Ha gayret
Madem motivasyon bilgesi diye geçiniyorum. Şu anlatılana hemen çözüm üretmeyi deniyorum.
“Konu mankeni, gayretli, çalışkan, duyarlı ve kapasitesinin yüzde 90’ı ile çalışan bir insan. Uzun yıllardır beraber çalıştığı üstü ile iyi geçiniyor, ücretinden memnun ve çalışma şartları olabileceğinin en iyisi olarak düşünüyor. Ayrıca çalıştığı bölümdeki arkadaşları ile aralarında sevgi ve saygıya dayalı bir dostluk var. Kısaca, uyumlu bir ortamın içinde çalışmanın hazzını yaşıyor.
Günlerden bir gün, o çok sevdiği üstünü başka bir göreve atıyorlar ve yerine başka birisi geliyor. Yeni atanan üstünü yakından tanımıyor ama duyduklarına göre uyumsuz ve geçimsiz biri. Kısa bir süre sonra da yeni üstünün söylendiği gibi biri olduğu gün ışığına çıkıyor. Bu arada talihsizlikler tek gelmezmiş sözünü doğrularcasına başka bir duyum daha alıyor. Benzer iş yapan ancak kendisi kadar iş çıkarmadığını bildiği bir kişinin kendinden daha fazla ücret aldığını öğreniyor.
Bu iki talihsiz olay başına gelene kadar mutlu olan, birdenbire bedbin oluyor, verimi yüzde 90 dan yüzde 60 kadar düşüyor”
Ne var bunda? Anlatılana göre yüzde 90 kapasitede çalışan bu kişinin çevre faktörlerinde meydana gelen değişmeler sonucu, verimini bilerek (kasten) veya farkına varmadan (içinden gelmediği için) yüzde 60’a düşürüyor.
Ara yorumdan sonra öykünün arkasını dinlemeye geçiyorum –
“Aradan bir kaç hafta geçtikten sonra yeni gelen yönetici başka bir kuruluşta çalışmak üzere istifasını vererek işten ayrılıyor. Yönetim de daha önceki üstünü yeniden eski görevine atıyor. Çalışanın verimi bu değişiklik karşısında artıyor, artık yüzde 70’lerde çalışıyor. İş bu ya, bir sabah muhasebeci onu arayarak bir yanlışlık yapıldığını, ücretinin eksik ödendiği haberini veriyor. Artık sevinçten mutlu, eski çalışma düzeyi olan yüzde 90’lara yeniden ulaşıyor, o da artık yüzde doksancılardan biri oluyor gene. Nasrettin Hoca misali, yönetim kıymetini bilsin diye önce adama eşeğini kaybettiriyor sonra bulduruyor.”

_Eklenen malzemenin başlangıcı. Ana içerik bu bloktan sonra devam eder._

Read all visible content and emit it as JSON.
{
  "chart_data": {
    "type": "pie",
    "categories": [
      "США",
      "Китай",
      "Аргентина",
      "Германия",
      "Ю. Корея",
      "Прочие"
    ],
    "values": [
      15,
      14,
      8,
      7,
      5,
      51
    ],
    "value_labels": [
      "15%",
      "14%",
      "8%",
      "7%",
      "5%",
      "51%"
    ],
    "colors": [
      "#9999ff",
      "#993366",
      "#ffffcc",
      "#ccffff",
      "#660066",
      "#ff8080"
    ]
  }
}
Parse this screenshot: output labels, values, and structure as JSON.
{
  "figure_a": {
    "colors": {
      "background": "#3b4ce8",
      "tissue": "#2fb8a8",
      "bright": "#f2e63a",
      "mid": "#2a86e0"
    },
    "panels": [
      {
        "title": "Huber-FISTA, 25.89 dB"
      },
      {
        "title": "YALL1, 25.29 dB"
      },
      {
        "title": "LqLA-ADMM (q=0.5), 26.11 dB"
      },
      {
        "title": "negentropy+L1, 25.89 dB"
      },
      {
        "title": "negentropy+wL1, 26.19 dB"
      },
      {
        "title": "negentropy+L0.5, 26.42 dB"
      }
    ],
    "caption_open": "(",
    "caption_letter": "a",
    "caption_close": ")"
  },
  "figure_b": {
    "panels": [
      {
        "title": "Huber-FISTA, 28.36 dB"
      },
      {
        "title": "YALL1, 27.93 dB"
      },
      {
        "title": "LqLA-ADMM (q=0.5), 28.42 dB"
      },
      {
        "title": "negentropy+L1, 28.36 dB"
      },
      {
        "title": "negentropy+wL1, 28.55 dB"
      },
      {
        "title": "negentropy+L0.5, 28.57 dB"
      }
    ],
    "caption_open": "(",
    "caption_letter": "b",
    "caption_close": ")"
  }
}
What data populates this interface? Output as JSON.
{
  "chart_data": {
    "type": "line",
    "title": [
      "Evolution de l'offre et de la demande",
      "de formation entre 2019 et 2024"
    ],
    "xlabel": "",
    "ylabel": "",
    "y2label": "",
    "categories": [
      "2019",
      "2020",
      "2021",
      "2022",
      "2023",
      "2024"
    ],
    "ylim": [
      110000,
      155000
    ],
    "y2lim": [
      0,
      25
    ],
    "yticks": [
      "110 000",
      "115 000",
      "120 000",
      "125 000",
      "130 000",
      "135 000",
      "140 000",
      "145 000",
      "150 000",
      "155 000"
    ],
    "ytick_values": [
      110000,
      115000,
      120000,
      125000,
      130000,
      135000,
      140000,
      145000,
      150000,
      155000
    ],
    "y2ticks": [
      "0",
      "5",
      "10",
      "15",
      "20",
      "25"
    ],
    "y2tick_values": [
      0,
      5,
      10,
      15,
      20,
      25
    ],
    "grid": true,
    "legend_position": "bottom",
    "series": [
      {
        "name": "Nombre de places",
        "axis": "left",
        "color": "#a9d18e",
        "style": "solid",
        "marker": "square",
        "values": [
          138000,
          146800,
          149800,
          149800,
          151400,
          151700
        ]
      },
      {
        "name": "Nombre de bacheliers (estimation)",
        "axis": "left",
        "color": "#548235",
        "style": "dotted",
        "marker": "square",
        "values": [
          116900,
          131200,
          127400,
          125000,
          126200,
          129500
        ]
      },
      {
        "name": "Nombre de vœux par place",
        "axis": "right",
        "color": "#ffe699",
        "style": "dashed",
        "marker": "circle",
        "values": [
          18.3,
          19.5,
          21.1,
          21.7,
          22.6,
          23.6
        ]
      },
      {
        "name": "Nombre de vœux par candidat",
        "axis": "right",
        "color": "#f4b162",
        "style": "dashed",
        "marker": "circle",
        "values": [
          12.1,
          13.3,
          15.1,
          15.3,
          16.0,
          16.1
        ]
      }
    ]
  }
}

Şimdi Kim Yarım Katrilyon İster adlı programdaki sunucunun şaşkın yüz ifadesi ile izlediği bilgi gösterişini seven bazı ukala yarışmacıların yaptığı gibi sesli düşünüyorum –
Peki, bu kişi, motive mi oldu yoksa kaybettiklerini yani tatminsizlik duyduğu faktörlerin ayarlanması sonucu performansını ilk yüzde 90 seviyesine çıkardı? Muhtemel kaybettiklerini bulduğu için, yani elindeki gidip geri geldiği için yüzde altmışlardan doksanlara fırladı. Peki, daha iyi ne olabilir ki çalışan daha da gayrete gelsin? İhtimal o ki eften püften nedenlerden dolayı veriminin daha yukarılara tırmanması ihtimal içinde görünmüyor.
Aradan bir zaman geçtikten sonra üstü artık zamanı geldiğini düşünerek çalışanın girişimciliğini kullanmasına izin verirse, yaratıcılığını ön plana çıkarırsa, karar vermesine veya kararlara iştirak etmesine olanak tanırsa, sorunları çözme becerisini kullanmasına izin verirse, kısacası eskiden olmadığı kadar sorumluluk yüklerse artık çalışan kendini bir başka hissedecektir. Öz güveni artacak, sorumluluklarının önemini kavrayacaktır. Kapasite olarak gene yüzde 90 kullanabilir ama artık eskisi gibi performans kapasitesi 100 değil, 120’ye ulaşacaktır. Artık 100 üzerinden yüzde 90 değil, 120 üzerinden yüzde 90 yani yüzde 108 ile çalışmaya başlayacaktır.
Eh bu işleri halletmek biraz tecrübe, biraz akıl, biraz da cesaret istiyor.